ABSTRACT

If, as I have suggested in chapter 4, Giddens’s efforts to confront emotion and culture on a private and intimate level-through reading Freud and taking up feminism with the aim of constructing a modernist conceptualization of reflexive self-identity-seem brittle and frankly chauvinist, his efforts to confront emotion on a more collective level, through nationalism, are equally stiff and frankly authoritarian. If he tries to replace traditional emotion with modernist conviction regarding personal intimacy, he attempts to replace the concept of nationalism with the modernist notion of the nation-state. Consistent with his tendencies to amputate history and tradition from the present, he simply cannot fathom connections between the sentiments that animate the nation-state and traditional patriotism. And for all his tedious efforts to present the nation-state as an entity with clearly demarcated borders and surveillance, in the end, his thought comes across as obsolete.

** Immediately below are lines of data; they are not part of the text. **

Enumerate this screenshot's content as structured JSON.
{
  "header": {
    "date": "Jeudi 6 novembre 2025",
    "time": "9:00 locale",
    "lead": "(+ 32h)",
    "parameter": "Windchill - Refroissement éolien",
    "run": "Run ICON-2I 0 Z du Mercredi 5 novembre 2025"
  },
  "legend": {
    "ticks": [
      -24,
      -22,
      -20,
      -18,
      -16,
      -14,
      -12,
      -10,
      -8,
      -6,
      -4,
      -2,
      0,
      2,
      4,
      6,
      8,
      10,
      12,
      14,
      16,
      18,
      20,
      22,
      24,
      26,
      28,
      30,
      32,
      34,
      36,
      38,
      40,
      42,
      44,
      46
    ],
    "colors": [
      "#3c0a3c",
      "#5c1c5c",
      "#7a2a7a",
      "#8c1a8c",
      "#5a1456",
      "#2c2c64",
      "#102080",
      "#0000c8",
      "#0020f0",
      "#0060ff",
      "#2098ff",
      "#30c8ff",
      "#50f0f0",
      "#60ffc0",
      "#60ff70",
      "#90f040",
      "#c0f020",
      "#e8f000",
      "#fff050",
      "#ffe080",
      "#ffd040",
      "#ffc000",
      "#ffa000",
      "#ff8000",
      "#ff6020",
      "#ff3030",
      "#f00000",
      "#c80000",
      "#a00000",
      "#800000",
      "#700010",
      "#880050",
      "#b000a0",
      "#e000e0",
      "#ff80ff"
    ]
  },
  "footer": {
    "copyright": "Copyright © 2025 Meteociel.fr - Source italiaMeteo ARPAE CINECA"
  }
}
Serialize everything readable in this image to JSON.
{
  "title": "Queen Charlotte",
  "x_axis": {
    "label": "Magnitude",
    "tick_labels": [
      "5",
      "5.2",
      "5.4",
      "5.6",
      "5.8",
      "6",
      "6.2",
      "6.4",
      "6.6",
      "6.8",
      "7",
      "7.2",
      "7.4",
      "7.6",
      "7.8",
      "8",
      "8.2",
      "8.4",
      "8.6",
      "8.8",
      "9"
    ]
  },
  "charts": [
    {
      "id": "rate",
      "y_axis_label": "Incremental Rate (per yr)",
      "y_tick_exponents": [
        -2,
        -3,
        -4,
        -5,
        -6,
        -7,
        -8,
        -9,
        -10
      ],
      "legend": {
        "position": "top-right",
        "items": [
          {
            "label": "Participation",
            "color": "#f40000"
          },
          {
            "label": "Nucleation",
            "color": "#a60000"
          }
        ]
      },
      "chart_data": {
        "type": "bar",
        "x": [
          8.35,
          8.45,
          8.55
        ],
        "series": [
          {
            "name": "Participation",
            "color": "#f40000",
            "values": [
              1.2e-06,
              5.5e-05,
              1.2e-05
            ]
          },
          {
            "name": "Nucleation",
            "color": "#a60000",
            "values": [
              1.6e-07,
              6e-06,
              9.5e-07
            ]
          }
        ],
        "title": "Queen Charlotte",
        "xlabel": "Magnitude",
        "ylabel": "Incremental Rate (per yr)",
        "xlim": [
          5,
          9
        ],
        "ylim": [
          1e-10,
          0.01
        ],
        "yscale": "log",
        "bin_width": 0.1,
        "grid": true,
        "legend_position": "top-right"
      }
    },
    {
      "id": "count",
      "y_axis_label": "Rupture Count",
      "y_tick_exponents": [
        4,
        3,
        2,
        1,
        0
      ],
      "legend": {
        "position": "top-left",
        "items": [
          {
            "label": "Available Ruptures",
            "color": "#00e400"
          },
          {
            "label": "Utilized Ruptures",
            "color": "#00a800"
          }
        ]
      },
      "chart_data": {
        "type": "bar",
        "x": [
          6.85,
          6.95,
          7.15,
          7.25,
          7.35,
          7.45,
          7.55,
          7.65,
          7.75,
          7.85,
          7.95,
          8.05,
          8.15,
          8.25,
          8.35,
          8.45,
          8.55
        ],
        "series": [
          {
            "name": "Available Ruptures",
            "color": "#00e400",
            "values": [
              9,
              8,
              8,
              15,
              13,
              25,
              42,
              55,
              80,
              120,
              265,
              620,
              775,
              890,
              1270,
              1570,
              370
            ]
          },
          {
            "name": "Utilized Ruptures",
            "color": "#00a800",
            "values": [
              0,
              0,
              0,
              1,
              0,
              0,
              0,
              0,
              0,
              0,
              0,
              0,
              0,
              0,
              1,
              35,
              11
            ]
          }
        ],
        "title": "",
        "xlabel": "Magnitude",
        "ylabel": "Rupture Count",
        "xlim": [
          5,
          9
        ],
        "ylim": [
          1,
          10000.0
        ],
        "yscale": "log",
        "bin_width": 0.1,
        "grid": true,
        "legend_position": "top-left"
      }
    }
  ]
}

For example, the information revolution in general and the Internet in particular have made state borders seem old-fashioned: electronically mediated information travels across such borders as if they did not exist. But the underside of the modern nation-state is that old-fashioned nationalism has grown more, not less, powerful in contemporary times, such that nationalists around the world-who are better informed than our ancestors could have imagined, precisely because of the information revolution-no longer hold state borders as sacrosanct. Finally, the general drive toward national emancipation is constantly at loggerheads with the modernist desire to enshrine permanent state borders. These are among the tensions that characterize political life in contemporary times, which Giddens’s modernist thought cannot grasp.